Fondamentaux
Qu'est-ce que le taux de rupture ? Définition, calcul et exemple
6 min de lecture · Mise à jour le 8 septembre 2026
Le taux de rupture mesure la part de références (ou de jours) où un produit était absent du rayon alors qu'il aurait dû s'y trouver, sur un périmètre et une période donnés. Un taux de rupture de 8 % signifie que, sur l'ensemble suivi, 8 % des cas correspondent à une rupture — que ce soit une référence sur douze qui manque un jour donné, ou un jour sur douze où une référence donnée est en rupture.
Définition du taux de rupture
Le taux de rupture quantifie un phénomène que chaque commercial connaît qualitativement — « ça arrive souvent » — en un chiffre comparable dans le temps et entre magasins. Il transforme une impression diffuse en indicateur suivi, permettant de savoir si la situation s'améliore, se dégrade, ou reste stable d'une période à l'autre.
Comment calculer le taux de rupture
Il existe deux façons courantes de le calculer, selon l'angle recherché :
Taux de rupture (par référence) = Nombre de références en rupture ÷ Nombre total de références suivies × 100
Taux de rupture (par durée) = Nombre de jours en rupture ÷ Nombre total de jours de la période × 100
Le premier donne une photographie à un instant donné (combien de références sont en rupture aujourd'hui) ; le second mesure la durée d'exposition à la rupture sur une période — les deux sont utiles, mais répondent à des questions différentes.
Un exemple concret
Un magasin suit 50 références clés. Un jour donné, 4 d'entre elles sont en rupture : le taux de rupture par référence est de 4 ÷ 50 × 100 = 8 %. Sur le mois, une référence précise a connu 3 jours de rupture sur 30 jours ouvrés : son taux de rupture par durée est de 3 ÷ 30 × 100 = 10 % — deux chiffres différents, tous deux appelés « taux de rupture », mesurant deux réalités complémentaires.
Pourquoi cet indicateur est important
Chaque rupture correspond à une vente perdue, et souvent à davantage : un client qui se tourne vers une autre marque, une image dégradée du magasin ou de l'enseigne. Suivre le taux de rupture dans le temps permet de savoir si les efforts de réassort portent leurs fruits, ou si un problème structurel — logistique, prévision, organisation — continue de générer des ruptures malgré les actions déjà engagées.

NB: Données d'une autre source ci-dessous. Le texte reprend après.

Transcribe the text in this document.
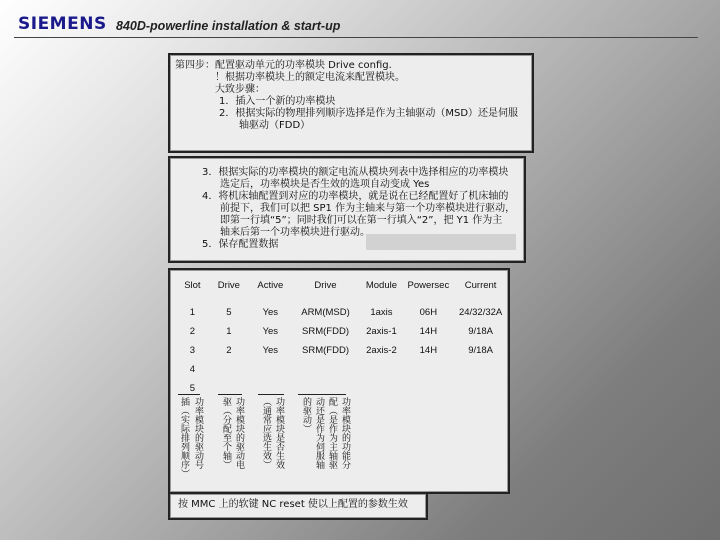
SIEMENS 840D-powerline installation & start-up	Configuration

第四步：配置驱动单元的功率模块 Drive config.

！根据功率模块上的额定电流来配置模块。

大致步骤：

1．插入一个新的功率模块

2．根据实际的物理排列顺序选择是作为主轴驱动（MSD）还是伺服

轴驱动（FDD）

3．根据实际的功率模块的额定电流从模块列表中选择相应的功率模块

选定后，功率模块是否生效的选项自动变成 Yes

4．将机床轴配置到对应的功率模块，就是说在已经配置好了机床轴的

前提下，我们可以把 SP1 作为主轴来与第一个功率模块进行驱动，

即第一行填“5”；同时我们可以在第一行填入“2”，把 Y1 作为主

轴来后第一个功率模块进行驱动。

5．保存配置数据

Slot	Drive	Active	Drive	Module	Powersec	Current
1	5	Yes	ARM(MSD)	1axis	06H	24/32/32A
2	1	Yes	SRM(FDD)	2axis-1	14H	9/18A
3	2	Yes	SRM(FDD)	2axis-2	14H	9/18A
4						
5						
插（实际排列顺序） 功率模块的驱动号 驱（分配至个轴） 功率模块的驱动电 （通常应选生效） 功率模块是否生效 的驱动） 动还是作为伺服轴 配（是作为主轴驱 功率模块的功能分

按 MMC 上的软键 NC reset 使以上配置的参数生效
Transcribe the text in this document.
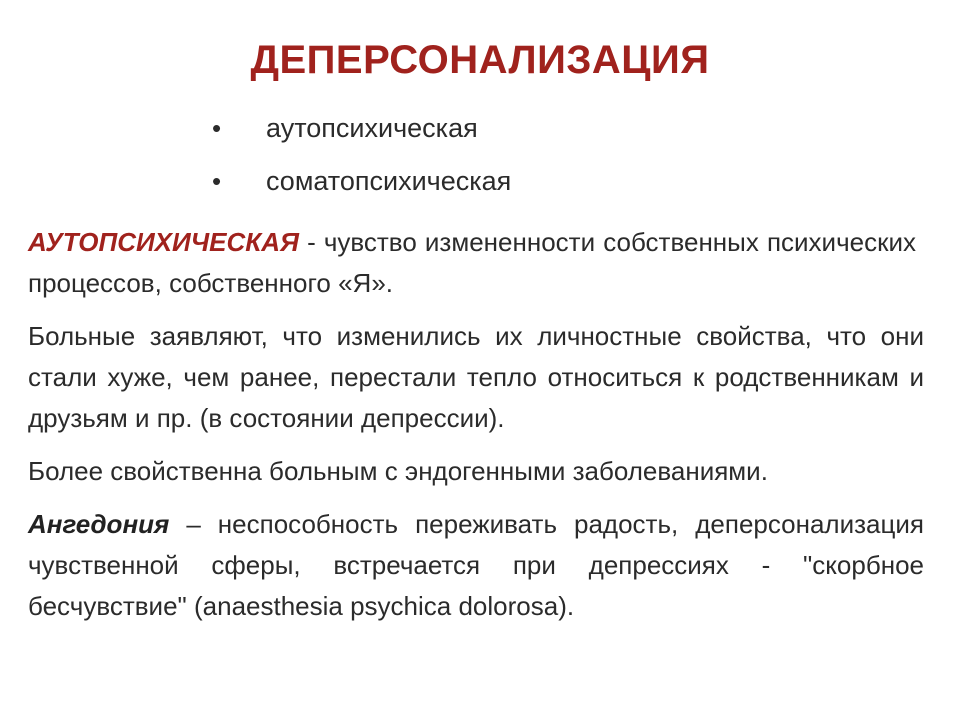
ДЕПЕРСОНАЛИЗАЦИЯ
• аутопсихическая
• соматопсихическая

АУТОПСИХИЧЕСКАЯ - чувство измененности собственных психических процессов, собственного «Я».

Больные заявляют, что изменились их личностные свойства, что они стали хуже, чем ранее, перестали тепло относиться к родственникам и друзьям и пр. (в состоянии депрессии).

Более свойственна больным с эндогенными заболеваниями.

Ангедония – неспособность переживать радость, деперсонализация чувственной сферы, встречается при депрессиях - "скорбное бесчувствие" (anaesthesia psychica dolorosa).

Taux instantané vs. taux cumulé
Un taux de rupture mesuré à un instant précis (un jour, un relevé) peut donner une impression trompeuse si cette journée n'est pas représentative. Un taux cumulé, calculé sur plusieurs semaines ou un mois complet, lisse ces variations ponctuelles et donne une image plus fiable de la tendance réelle. Un taux instantané élevé un jour donné n'est pas nécessairement alarmant ; c'est sa persistance dans le taux cumulé qui doit déclencher une action.
Comment réduire son taux de rupture
La réduction passe généralement par une détection plus précoce — repérer les presque-ruptures avant qu'elles ne deviennent des ruptures effectives — et par une priorisation des références à plus forte valeur, pour concentrer l'effort de réassort là où il compte le plus plutôt que de le répartir également sur l'ensemble du catalogue.
Les erreurs courantes de lecture
Le taux de rupture est parfois confondu avec le taux de service, qui mesure l'inverse — la capacité à satisfaire la demande plutôt que la fréquence de son échec. Les deux ne sont pas strictement le complément l'un de l'autre : un taux de service peut intégrer d'autres dimensions (délai de livraison, conformité de la commande) que la seule présence en rayon mesurée par le taux de rupture.